A couple of weeks ago my Mom informed me that she wants me to go to the MotherLand with them to visit my Grandfather because of his deteriorating health. And up until yesterday, it seemed that it may be difficult for me to make this trip. Even though my advisor secured all the documents that I need to travel, my schedule was still pretty hectic to accommodate the trip. However, as if the universe really wanted this to happen, my scheduled 5 day trip to Texas was cancelled last minute. Neere confirmed yesterday that we will not be attending their family reunion anymore. As a result, it seems that what was once an almost unattainable trip is now definitely possible. I spoke to my Mom earlier tonight and she confirmed it. I will be going to visit the MotherLand.
Normally, I would be excited at this point. Who wouldn’t want to visit a tropical country, see family, and surround themselves with their culture? Sadly, I am feeling conflicting emotions. A part of me is excited and happy that I have the chance to see my grandparents and relatives again after so many years yet another part of me is feeling anxious about how I will be perceived when I am there.
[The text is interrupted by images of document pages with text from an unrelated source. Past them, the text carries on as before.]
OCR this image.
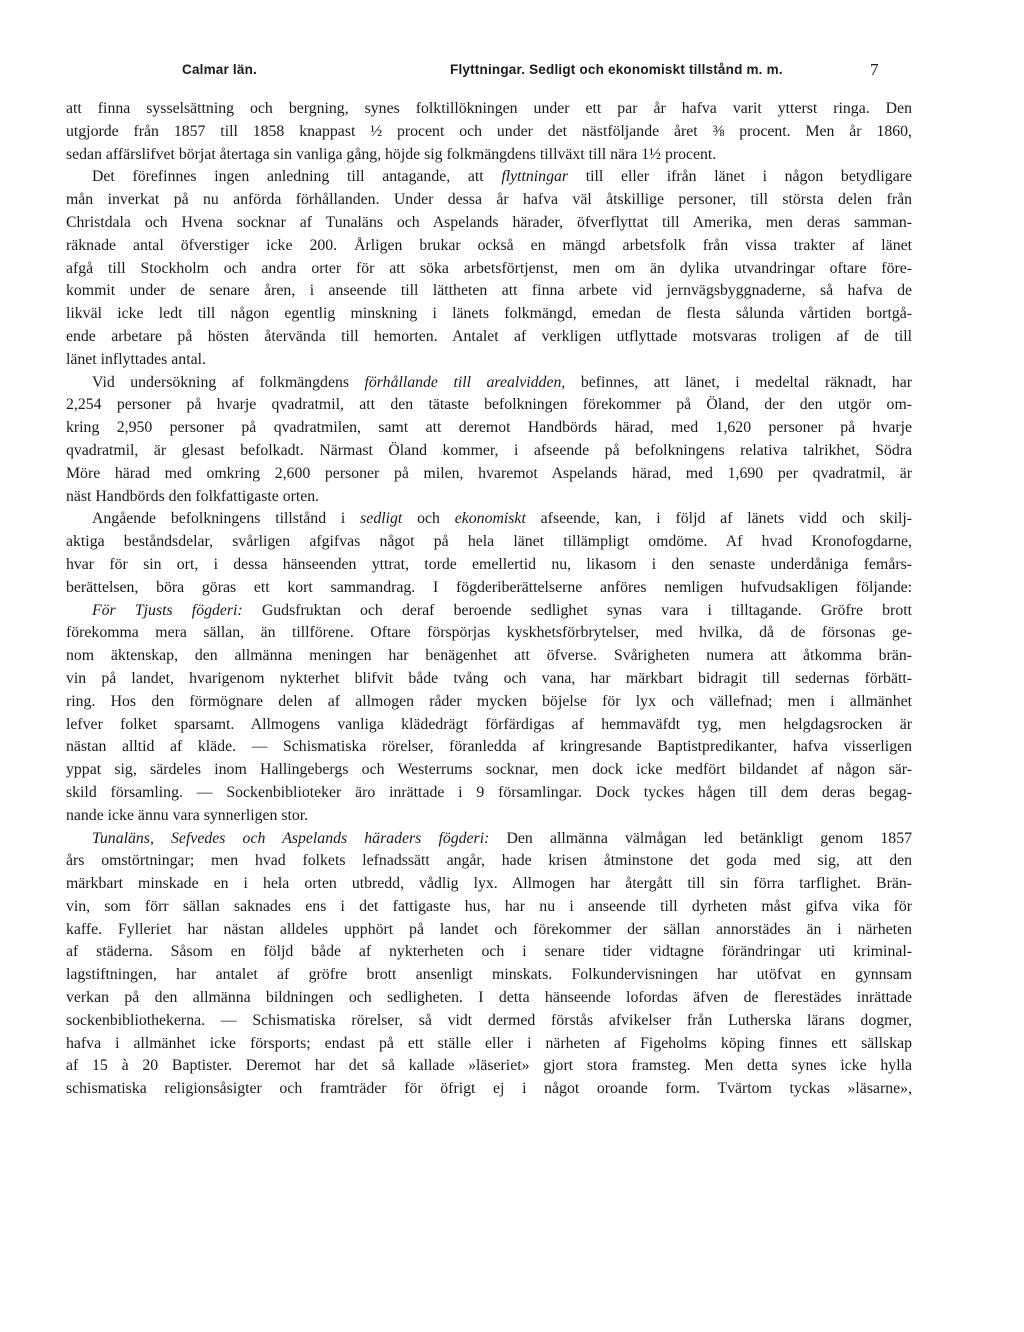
Calmar län.	Flyttningar. Sedligt och ekonomiskt tillstånd m. m.	7
att finna sysselsättning och bergning, synes folktillökningen under ett par år hafva varit ytterst ringa. Den
utgjorde från 1857 till 1858 knappast ½ procent och under det nästföljande året ⅜ procent. Men år 1860,
sedan affärslifvet börjat återtaga sin vanliga gång, höjde sig folkmängdens tillväxt till nära 1½ procent.
Det förefinnes ingen anledning till antagande, att flyttningar till eller ifrån länet i någon betydligare
mån inverkat på nu anförda förhållanden. Under dessa år hafva väl åtskillige personer, till största delen från
Christdala och Hvena socknar af Tunaläns och Aspelands härader, öfverflyttat till Amerika, men deras samman-
räknade antal öfverstiger icke 200. Årligen brukar också en mängd arbetsfolk från vissa trakter af länet
afgå till Stockholm och andra orter för att söka arbetsförtjenst, men om än dylika utvandringar oftare före-
kommit under de senare åren, i anseende till lättheten att finna arbete vid jernvägsbyggnaderne, så hafva de
likväl icke ledt till någon egentlig minskning i länets folkmängd, emedan de flesta sålunda vårtiden bortgå-
ende arbetare på hösten återvända till hemorten. Antalet af verkligen utflyttade motsvaras troligen af de till
länet inflyttades antal.
Vid undersökning af folkmängdens förhållande till arealvidden, befinnes, att länet, i medeltal räknadt, har
2,254 personer på hvarje qvadratmil, att den tätaste befolkningen förekommer på Öland, der den utgör om-
kring 2,950 personer på qvadratmilen, samt att deremot Handbörds härad, med 1,620 personer på hvarje
qvadratmil, är glesast befolkadt. Närmast Öland kommer, i afseende på befolkningens relativa talrikhet, Södra
Möre härad med omkring 2,600 personer på milen, hvaremot Aspelands härad, med 1,690 per qvadratmil, är
näst Handbörds den folkfattigaste orten.
Angående befolkningens tillstånd i sedligt och ekonomiskt afseende, kan, i följd af länets vidd och skilj-
aktiga beståndsdelar, svårligen afgifvas något på hela länet tillämpligt omdöme. Af hvad Kronofogdarne,
hvar för sin ort, i dessa hänseenden yttrat, torde emellertid nu, likasom i den senaste underdåniga femårs-
berättelsen, böra göras ett kort sammandrag. I fögderiberättelserne anföres nemligen hufvudsakligen följande:
För Tjusts fögderi: Gudsfruktan och deraf beroende sedlighet synas vara i tilltagande. Gröfre brott
förekomma mera sällan, än tillförene. Oftare förspörjas kyskhetsförbrytelser, med hvilka, då de försonas ge-
nom äktenskap, den allmänna meningen har benägenhet att öfverse. Svårigheten numera att åtkomma brän-
vin på landet, hvarigenom nykterhet blifvit både tvång och vana, har märkbart bidragit till sedernas förbätt-
ring. Hos den förmögnare delen af allmogen råder mycken böjelse för lyx och vällefnad; men i allmänhet
lefver folket sparsamt. Allmogens vanliga klädedrägt förfärdigas af hemmaväfdt tyg, men helgdagsrocken är
nästan alltid af kläde. — Schismatiska rörelser, föranledda af kringresande Baptistpredikanter, hafva visserligen
yppat sig, särdeles inom Hallingebergs och Westerrums socknar, men dock icke medfört bildandet af någon sär-
skild församling. — Sockenbiblioteker äro inrättade i 9 församlingar. Dock tyckes hågen till dem deras begag-
nande icke ännu vara synnerligen stor.
Tunaläns, Sefvedes och Aspelands häraders fögderi: Den allmänna välmågan led betänkligt genom 1857
års omstörtningar; men hvad folkets lefnadssätt angår, hade krisen åtminstone det goda med sig, att den
märkbart minskade en i hela orten utbredd, vådlig lyx. Allmogen har återgått till sin förra tarflighet. Brän-
vin, som förr sällan saknades ens i det fattigaste hus, har nu i anseende till dyrheten måst gifva vika för
kaffe. Fylleriet har nästan alldeles upphört på landet och förekommer der sällan annorstädes än i närheten
af städerna. Såsom en följd både af nykterheten och i senare tider vidtagne förändringar uti kriminal-
lagstiftningen, har antalet af gröfre brott ansenligt minskats. Folkundervisningen har utöfvat en gynnsam
verkan på den allmänna bildningen och sedligheten. I detta hänseende lofordas äfven de flerestädes inrättade
sockenbibliothekerna. — Schismatiska rörelser, så vidt dermed förstås afvikelser från Lutherska lärans dogmer,
hafva i allmänhet icke försports; endast på ett ställe eller i närheten af Figeholms köping finnes ett sällskap
af 15 à 20 Baptister. Deremot har det så kallade »läseriet» gjort stora framsteg. Men detta synes icke hylla
schismatiska religionsåsigter och framträder för öfrigt ej i något oroande form. Tvärtom tyckas »läsarne»,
I am concerned about not being able to communicate properly to my family. I have full comprehension of my parents’ dialect; however, I am the farthest thing from fluent in their dialect. It also won’t be a surprise if questions about my education will surface. In their world, I am supposed to done school and be a working adult by now or worse already be a doctor, engineer, nurse, teacher, dentist, architect, lawyer, judge, or accountant by now (since other careers don’t really exist for them). I dread having to explain myself.
Then there’s my appearance. I mentioned in a previous post about how my family is weight-centric and now I am heading towards the core of the cultural obsession with weight. Yes, this is creating some anxiety inside me. Unfortunately, I have not been able to shed the weight I gained late last year which only means one thing….I will not just be fat in their eyes…I will be REALLY fat. It bothers me that I care about what they think. It also saddens me that this is even an issue. Ever since I was young, I never fit the tiny Asian mold. Apparently, my parents grabbed a mold from the wrong cabinet, but they kept me and loved my shape as much as they could muster. I can’t really blame my family as it is the culture that shaped their views. Just my luck that being an Asian female equates to a very narrow range of acceptable weights.
So there I will be…Foreign and Fat.
*sigh* I really need to prepare myself for this.